MS tem 133% mais focos de incêndio neste ano

Com 1.315 focos totais no período entre 1º de janeiro até 02 de junho deste ano, Mato Grosso do Sul aparece na 5ª colocação entre os Estados.

Dados do Programa Queimadas do Instituto Nacional de Pesquisas Espaciais (Inpe) mostram que, Mato Grosso do Sul, neste ano até então, figura como quinto no ranking dos Estados com mais focos de incêndio, com aumento de 751 casos se comparado o total anual até 02 de junho com o mesmo período de 2023. 

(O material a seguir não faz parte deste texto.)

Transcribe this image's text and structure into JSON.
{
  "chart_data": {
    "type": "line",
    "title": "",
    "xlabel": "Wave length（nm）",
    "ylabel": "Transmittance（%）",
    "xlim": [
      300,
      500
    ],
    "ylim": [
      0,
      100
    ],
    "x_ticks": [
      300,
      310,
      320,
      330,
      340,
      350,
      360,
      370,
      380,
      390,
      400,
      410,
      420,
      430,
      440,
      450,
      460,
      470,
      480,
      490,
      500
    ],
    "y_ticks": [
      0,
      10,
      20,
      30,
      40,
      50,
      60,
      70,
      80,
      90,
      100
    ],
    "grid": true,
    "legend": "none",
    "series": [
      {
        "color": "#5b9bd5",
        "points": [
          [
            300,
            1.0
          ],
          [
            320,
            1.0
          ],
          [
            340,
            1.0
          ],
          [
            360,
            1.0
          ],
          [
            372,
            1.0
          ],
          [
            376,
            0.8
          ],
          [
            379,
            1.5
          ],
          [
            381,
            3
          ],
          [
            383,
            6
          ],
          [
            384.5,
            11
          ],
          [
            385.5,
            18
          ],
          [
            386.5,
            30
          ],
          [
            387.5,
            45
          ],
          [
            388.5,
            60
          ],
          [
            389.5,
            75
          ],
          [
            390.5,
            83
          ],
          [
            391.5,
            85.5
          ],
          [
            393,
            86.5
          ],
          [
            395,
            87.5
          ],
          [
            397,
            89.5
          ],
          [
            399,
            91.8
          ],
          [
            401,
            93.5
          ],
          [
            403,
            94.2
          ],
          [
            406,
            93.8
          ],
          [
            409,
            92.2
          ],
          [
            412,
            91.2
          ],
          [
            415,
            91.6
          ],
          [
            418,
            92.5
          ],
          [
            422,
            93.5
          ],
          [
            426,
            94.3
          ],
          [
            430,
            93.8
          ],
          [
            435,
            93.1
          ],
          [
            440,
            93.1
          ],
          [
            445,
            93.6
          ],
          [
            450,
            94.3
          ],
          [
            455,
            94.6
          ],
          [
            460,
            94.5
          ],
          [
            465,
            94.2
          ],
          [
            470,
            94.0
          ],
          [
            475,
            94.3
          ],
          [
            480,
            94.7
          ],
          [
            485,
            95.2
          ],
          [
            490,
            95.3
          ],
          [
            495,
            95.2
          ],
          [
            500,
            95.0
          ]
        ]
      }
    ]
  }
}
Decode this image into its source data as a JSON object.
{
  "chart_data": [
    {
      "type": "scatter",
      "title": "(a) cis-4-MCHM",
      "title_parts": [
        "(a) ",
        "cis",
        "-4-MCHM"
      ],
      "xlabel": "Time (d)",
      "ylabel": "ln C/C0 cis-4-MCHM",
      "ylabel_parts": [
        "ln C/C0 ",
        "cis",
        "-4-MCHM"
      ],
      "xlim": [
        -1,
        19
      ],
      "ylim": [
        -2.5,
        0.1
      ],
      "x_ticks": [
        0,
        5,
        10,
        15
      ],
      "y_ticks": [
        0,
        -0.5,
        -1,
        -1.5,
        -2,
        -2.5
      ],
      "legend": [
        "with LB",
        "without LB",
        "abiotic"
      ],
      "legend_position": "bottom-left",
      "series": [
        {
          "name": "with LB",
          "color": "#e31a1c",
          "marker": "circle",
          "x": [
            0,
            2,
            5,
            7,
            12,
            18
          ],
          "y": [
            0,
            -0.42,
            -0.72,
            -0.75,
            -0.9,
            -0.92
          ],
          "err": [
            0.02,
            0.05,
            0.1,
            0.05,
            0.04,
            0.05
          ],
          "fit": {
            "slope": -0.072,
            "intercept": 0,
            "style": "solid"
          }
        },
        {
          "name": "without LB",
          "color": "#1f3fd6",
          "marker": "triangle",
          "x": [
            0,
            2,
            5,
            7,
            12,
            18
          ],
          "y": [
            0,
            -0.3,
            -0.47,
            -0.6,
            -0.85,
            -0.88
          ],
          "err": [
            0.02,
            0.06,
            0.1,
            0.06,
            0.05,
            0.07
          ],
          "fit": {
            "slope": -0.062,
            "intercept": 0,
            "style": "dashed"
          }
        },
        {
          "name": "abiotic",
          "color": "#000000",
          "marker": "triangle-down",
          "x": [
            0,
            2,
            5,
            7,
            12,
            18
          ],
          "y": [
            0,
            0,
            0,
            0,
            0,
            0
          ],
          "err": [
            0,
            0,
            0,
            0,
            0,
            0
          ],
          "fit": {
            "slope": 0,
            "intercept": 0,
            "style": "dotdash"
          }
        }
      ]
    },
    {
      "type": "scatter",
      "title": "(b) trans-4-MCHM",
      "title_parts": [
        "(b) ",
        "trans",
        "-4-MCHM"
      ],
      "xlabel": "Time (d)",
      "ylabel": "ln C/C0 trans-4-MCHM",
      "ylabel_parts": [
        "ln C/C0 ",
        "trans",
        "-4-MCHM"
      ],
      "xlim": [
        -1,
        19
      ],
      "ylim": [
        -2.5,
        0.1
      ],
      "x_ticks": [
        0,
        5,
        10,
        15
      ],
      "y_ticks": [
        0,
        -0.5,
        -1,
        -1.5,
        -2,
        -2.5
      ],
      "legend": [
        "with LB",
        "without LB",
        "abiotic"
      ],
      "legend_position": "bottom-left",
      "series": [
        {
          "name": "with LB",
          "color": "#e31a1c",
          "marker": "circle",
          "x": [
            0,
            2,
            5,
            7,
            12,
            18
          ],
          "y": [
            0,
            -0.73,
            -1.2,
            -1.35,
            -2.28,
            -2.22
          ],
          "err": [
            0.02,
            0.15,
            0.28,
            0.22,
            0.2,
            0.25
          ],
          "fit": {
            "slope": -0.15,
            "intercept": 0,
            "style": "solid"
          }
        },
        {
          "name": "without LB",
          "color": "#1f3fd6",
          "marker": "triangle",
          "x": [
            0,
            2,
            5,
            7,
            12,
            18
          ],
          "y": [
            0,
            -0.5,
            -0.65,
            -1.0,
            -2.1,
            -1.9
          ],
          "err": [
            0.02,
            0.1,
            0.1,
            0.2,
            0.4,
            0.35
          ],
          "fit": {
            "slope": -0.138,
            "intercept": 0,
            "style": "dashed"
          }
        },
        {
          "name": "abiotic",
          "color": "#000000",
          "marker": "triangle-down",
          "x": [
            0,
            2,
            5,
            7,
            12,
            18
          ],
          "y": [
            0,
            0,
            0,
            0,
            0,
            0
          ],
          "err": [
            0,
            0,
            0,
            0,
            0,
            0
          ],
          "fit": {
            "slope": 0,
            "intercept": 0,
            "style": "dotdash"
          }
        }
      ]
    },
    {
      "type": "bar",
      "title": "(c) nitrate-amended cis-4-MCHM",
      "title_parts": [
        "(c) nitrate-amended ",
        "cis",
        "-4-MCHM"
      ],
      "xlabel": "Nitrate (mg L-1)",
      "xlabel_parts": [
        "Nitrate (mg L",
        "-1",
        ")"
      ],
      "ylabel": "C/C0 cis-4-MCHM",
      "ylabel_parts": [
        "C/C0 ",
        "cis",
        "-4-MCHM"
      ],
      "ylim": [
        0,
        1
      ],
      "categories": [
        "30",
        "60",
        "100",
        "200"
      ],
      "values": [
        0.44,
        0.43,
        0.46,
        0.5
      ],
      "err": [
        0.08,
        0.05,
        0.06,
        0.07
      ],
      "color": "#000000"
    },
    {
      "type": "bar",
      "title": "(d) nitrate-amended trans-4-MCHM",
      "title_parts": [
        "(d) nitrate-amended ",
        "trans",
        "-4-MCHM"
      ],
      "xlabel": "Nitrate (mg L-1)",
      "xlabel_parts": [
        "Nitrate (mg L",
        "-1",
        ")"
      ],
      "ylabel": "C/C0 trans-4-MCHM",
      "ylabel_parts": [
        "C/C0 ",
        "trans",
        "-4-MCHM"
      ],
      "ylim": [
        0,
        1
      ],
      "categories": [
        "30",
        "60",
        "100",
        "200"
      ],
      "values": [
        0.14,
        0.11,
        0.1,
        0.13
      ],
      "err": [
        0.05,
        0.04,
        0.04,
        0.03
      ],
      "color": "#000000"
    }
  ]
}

Com 1.315 focos totais no período entre 1º de janeiro até 02 de junho deste ano, Mato Grosso do Sul aparece na 5ª colocação entre os Estados, atrás apenas de: 

  1. º MT|    6268
  2. º RR|   4623
  3. º TO|    1979
  4. º BA|    1385

Entretanto, as primeiras colocações entre municípios mostram que, ainda que o ranking dos Estados seja liderado por Mato Grosso, a Unidade da Federação que ocupa a segunda colocação (Roraima) tem seis das suas cidades liderando os focos, sendo: 

  • 886 – CARACARAÍ 
  • 639 – MUCAJAÍ 
  • 518 – RONDONÓPOLIS 
  • 439 – IRACEMA
  • 407 – AMAJARI
  • 370 – ALTO ALEGRE

Situação local

Se olhada a série histórica em Mato Grosso do Sul, o “pior” ano das queimadas segue sendo 2002, quando 14.543 focos detectados, sendo os registros de 2020 (12.080 focos) o índice recente que mais se aproximou do recorde.

Além disso, os focos desse ano também trazem um destaque regional se comparados os índices por município, com Corumbá se destacando entre os 10 municípios que lideram o ranking dos piores resultados. 

Esse título indesejado vai para Corumbá, que na oitava colocação registra até então, neste ano, um total de 349 focos de incêndio. 

Dados completos de 2023 mostram uma posição diferente nesse ranking, com Pará assumindo a liderança dos focos totais no ano passado (41.715 no total), com Mato Grosso do Sul indo parar na 12ª colocação. 

Corumbá, que se destaca entre os municípios nacionais com foco de incêndio, enfrenta inclusive problemas com a fumaça causada pelos incêndios locais.

Na manhã desta segunda-feira (03), a mudança de vento soprou a fumaça branca produto do incêndio em vegetação verde que queima desde sábado (1º de junho), longe cerca de três quilômetros da margem do Rio Paraguai, para dentro do perímetro urbano.